"...There are lots of people nowadays telling you how to read the Bible. And many of them have excellent things to say. But, my concern is that most of them impose on the Bible a way of interpretation that, in one way or another, highlights certain biblical themes at the expense of others and so actually silences the Bible at certain points. What I want for you is to hear the Bible speak its entire message clearly and emphatically, to get everything and lose nothing. Now, everyone who recommends a way of reading or interpreting the Bible thinks that he is after the same thing: all of the Bible rightly understood. But it seems clear to me that in many cases one is getting something considerably less than all of the Bible
Take, for instance, what is called the "redemptive-historical" interpretation of the Bible. This is a view that is common in Dutch Reformed circles, takes much of its modern inspiration from celebrated reformed scholars such as Geerhardus Vos and Klaas Schilder, was popularized in the United States through the publication in 1977 of the English translation of the four volume Promise and Deliverance by S.G. DeGraaf, and has been making its way into American Presbyterian seminaries of late. DeGraaf’s great work was written for Sunday School teachers to teach them how to read the history of the Bible, the Bible stories, in a way that is faithful to the Bible’s true message. Interpreters of this school stress the unity of the covenant of grace in all of its epochs and developments and, consequently, the Christocentricity of the Bible.
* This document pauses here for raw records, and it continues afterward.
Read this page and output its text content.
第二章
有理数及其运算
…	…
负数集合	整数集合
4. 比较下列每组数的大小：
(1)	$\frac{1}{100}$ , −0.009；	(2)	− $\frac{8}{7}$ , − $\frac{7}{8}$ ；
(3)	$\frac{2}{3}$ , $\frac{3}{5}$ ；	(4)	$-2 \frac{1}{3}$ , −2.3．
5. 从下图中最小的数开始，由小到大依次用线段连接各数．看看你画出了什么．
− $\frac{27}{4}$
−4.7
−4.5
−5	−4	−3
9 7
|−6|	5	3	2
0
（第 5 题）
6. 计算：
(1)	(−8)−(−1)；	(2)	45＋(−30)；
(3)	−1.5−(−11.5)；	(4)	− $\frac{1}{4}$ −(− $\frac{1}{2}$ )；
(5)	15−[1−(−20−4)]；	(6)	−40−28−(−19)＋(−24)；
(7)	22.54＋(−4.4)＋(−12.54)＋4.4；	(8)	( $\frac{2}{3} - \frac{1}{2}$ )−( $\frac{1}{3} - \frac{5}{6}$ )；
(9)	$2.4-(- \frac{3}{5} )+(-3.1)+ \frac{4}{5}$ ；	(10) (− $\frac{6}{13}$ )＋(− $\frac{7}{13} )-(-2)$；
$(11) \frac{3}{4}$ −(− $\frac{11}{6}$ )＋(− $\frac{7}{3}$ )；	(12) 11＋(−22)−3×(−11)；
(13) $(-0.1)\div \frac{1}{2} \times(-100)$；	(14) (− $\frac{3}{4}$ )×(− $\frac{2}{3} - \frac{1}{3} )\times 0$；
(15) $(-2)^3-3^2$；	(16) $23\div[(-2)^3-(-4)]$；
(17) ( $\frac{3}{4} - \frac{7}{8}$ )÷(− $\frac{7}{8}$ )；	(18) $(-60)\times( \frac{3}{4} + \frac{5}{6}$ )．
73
I am simplifying their viewpoint, of course, but these men expect to find Christ the subject of every text and so the subject of every authentically Christian sermon. Christ is the unifying subject of the Bible and nothing in the Bible can be rightly understood apart from him. Well, there is certainly a great deal of truth in that. We have found in our studies of Genesis and 1 Samuel over the last several years that Jesus Christ is everywhere in those books of the Bible. Not only is he the message in many ways and respects, but it was the Son of God with whom the people of God had to do in those days. And DeGraaf was surely right to condemn the moralistic way in which the Sunday School Bible stories were often taught. David and Goliath was taught as a lesson in what we can do if we trust in God. Daniel and the lion’s den was taught as a demonstration of how the Lord will reward us if we are faithful to him, and so on. The revelation of the Messiah, his salvation , and his kingdom in these stories was largely overlooked.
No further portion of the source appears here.